Der um die Beiräte erweiterte Vorstand der Sektion Geschichte und Archive der Deutschen Gesellschaft für Photographie (DGPh) hat in seiner Sitzung vom 20. November den Erich-Stenger Preis 2008 Angela Matyssek zuerkannt. Ihr Dissertation Kunstgeschichte als fotografische Praxis wurde aus 24, teils hochkarätigen photohistorischen Arbeiten aufgrund ihres Reflexionsniveaus, der beeindruckenden Komplexität in der Darstellung von Richard Hamanns “photographischer Praxis” sowie der Stringenz ihrer Argumentation ausgewählt.

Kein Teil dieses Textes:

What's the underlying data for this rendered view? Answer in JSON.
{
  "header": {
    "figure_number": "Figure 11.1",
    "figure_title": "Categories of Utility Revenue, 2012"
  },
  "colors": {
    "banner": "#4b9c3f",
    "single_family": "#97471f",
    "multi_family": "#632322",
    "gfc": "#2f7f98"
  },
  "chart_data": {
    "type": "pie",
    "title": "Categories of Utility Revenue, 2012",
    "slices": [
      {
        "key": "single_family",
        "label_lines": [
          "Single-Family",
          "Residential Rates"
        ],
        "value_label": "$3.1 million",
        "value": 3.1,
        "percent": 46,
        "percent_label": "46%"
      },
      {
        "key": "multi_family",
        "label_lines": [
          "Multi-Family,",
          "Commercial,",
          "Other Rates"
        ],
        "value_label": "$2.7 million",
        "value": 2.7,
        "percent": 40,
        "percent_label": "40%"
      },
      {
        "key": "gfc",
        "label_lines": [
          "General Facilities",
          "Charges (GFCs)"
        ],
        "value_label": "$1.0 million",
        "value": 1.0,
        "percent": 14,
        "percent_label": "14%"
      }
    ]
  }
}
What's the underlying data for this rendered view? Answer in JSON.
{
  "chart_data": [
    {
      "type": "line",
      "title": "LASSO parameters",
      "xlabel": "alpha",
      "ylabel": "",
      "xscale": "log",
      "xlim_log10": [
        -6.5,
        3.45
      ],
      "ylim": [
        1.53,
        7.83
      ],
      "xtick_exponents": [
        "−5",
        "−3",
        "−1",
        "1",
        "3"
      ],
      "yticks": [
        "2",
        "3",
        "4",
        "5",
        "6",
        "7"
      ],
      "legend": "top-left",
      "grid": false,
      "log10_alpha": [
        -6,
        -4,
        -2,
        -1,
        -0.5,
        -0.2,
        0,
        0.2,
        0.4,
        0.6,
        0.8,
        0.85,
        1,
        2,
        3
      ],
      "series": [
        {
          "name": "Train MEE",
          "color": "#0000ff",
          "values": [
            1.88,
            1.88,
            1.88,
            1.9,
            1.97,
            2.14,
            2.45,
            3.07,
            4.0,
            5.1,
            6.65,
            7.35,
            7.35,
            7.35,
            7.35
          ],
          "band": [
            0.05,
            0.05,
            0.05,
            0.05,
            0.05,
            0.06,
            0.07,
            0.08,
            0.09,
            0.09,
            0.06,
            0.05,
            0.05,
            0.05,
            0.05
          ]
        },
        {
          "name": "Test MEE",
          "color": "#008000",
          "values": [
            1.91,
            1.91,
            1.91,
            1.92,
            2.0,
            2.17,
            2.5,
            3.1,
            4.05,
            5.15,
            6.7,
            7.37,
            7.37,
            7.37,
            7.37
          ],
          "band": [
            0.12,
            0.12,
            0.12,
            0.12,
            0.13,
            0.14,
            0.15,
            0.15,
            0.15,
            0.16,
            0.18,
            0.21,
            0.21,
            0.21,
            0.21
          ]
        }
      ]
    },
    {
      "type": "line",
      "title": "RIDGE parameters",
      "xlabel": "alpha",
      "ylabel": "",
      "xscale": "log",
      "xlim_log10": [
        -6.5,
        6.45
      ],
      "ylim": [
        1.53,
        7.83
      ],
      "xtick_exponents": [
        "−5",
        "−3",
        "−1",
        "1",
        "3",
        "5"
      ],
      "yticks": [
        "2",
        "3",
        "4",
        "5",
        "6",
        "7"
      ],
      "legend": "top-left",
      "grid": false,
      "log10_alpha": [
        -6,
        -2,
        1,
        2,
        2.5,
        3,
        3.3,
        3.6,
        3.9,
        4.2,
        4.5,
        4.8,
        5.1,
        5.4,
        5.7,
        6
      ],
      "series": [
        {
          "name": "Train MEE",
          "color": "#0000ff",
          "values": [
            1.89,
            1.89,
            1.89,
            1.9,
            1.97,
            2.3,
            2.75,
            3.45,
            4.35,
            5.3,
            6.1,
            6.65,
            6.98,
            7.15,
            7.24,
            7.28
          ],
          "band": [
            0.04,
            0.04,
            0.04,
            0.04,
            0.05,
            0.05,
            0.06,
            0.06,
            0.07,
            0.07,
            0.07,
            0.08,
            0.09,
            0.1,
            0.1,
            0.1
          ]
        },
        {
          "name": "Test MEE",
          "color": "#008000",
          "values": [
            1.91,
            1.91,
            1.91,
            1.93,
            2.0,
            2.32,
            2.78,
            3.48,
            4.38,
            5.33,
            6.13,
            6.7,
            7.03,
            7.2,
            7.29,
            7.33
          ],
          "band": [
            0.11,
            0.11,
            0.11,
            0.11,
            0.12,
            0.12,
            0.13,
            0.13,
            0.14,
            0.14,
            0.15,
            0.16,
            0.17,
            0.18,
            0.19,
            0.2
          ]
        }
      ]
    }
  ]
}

Die diesjährige Erich-Stenger-Preisträgerin behandelt in ihrer Studie die Verschränkung von photographischer Praxis und Kunstgeschichtsschreibung seit dem letzten Drittel des 19. bis zu den 40er Jahren des 20. Jahrhunderts. Im Zentrum ihrer Untersuchung steht der Marburger Kunsthistoriker Richard Hamann, der 1913 mit dem Aufbau eines kunsthistorischen Bildarchivs begonnen hat, das als Weltinstitut imaginiert, als Foto Marburg tatsächlich zu einem der größten seiner Art werden sollte. Im Unterschied zu photohistorischen Untersuchungen, die seit den 1990er Jahren die Photographie als Analyseinstrument, als Beweismittel und als Grundlage wissenschaftlicher Praktiken untersuchten, arbeitet die Autorin in ihrer Studie die Bedeutung des Photographierens für die Konstituierung von Hamanns kunsthistorischer Methodik heraus. Für diesen fungierten weder das Medium noch dessen Ausübung im Sinne einer „Dienerin der Wissenschaften und Künste“ wie Baudelaire 1859 geschrieben hatte. Ganz im Gegenteil – Hamann entwickelte aus der Praxis des Photographierens sein Verständnis der Disziplin Kunstgeschichte: Erst durch das Photographieren wurden für ihn Kunstobjekte intelligibel; darüber hinaus bildete für ihn das photographische Archiv die Grundlage der Wissenschaft.
Angela Matyssek gelingt es in ihrer materialreichen und äußerst sorgfältigen recherchierten Dissertation grundlegende photohistorische Fragen neu zu stellen und zu beantworten: Wie z.B. die nach der Objektivität beziehungsweise der Subjektivität des photographischen Dokuments oder die nach dem epistemischen Status der Photographie als Quelle sowie die nach der Bedeutung und Bedeutungskonstituierung des photographischen Archivs.
Der Preis wird Angela Matyssek im Rahmen der von der Sektion Geschichte und Archive veranstalteten Tagung „Depot und Plattform – Bildarchive im post-photographischen Zeitalter“ am 5. Juni 2009 im Museum für Angewandte Kunst in Köln überreicht.